Although traditionally associated with hospitals and other inpatient medical facilities, C. diff. infections acquired outside hospitals have “increased dramatically in the past decade and may now account for up to a third of new cases,” Dr. Leffler and Dr. Lamont wrote.
But Dr. Gerding, who has studied C. diff. for three decades, said that among those infected outside hospitals, “about 80 percent had a recent health care exposure,” for example, at a clinic or a doctor’s office, where they may have been prescribed antibiotics and exposed to the spores.
The good news, he said, is that new treatment approaches are proving capable of preventing recurrences in infected individuals, and may be able to prevent an initial infection in the future.
This month in JAMA, Dr. Gerding and his colleagues described treatment using a nontoxin-producing strain of C. diff. in patients who initially recovered from an infection.
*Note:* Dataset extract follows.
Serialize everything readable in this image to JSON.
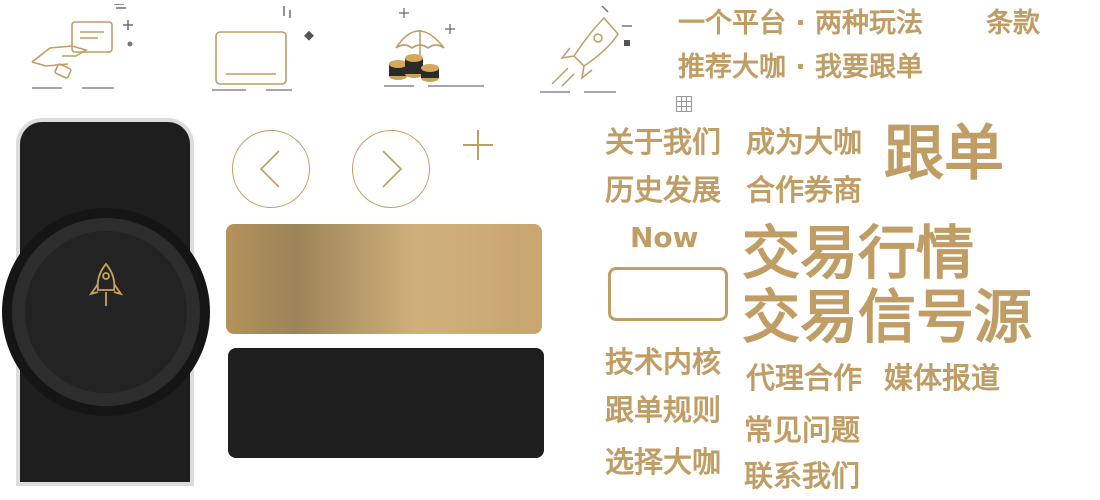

While not a permanent solution, the strain persists in the intestine long enough to allow the normal healthy microbiota to repopulate the gut and greatly reduce the risk of a recurrence.
In another approach, Dr. Israel Lowy of Medarex in Princeton, N.J. (now with Regeneron Pharmaceuticals), Dr. Deborah C. Molrine of MassBiologics at the University of Massachusetts Medical School and their colleagues demonstrated that monoclonal antibodies created to attack the C. diff. toxins reduced the risk of a recurrence to 7 percent from 25 percent. This, too, is a stopgap measure designed to provide time for the restoration of normal gut microbiota.
A more permanent solution now under study involves an injectable antitoxin vaccine. Because it can take weeks to months for vaccine protection to take effect, one of the temporary measures could be used in the interim, Dr. Gerding said.
Well-publicized treatments using fecal transplants from healthy individuals are reserved for patients who have experienced multiple recurrences of C. diff. Researchers are trying to isolate the organisms in feces from healthy people that are most effective, with the hope of incorporating them into a capsule that could be taken orally as a treatment or preventive.
Dr. Gerding foresees the possibility that people taking an antibiotic might simultaneously receive a dose of live therapeutic bacteria that can prevent colonization by hazardous organisms. “If this works, it will be huge in preventing transmission of C. diff.,” he said.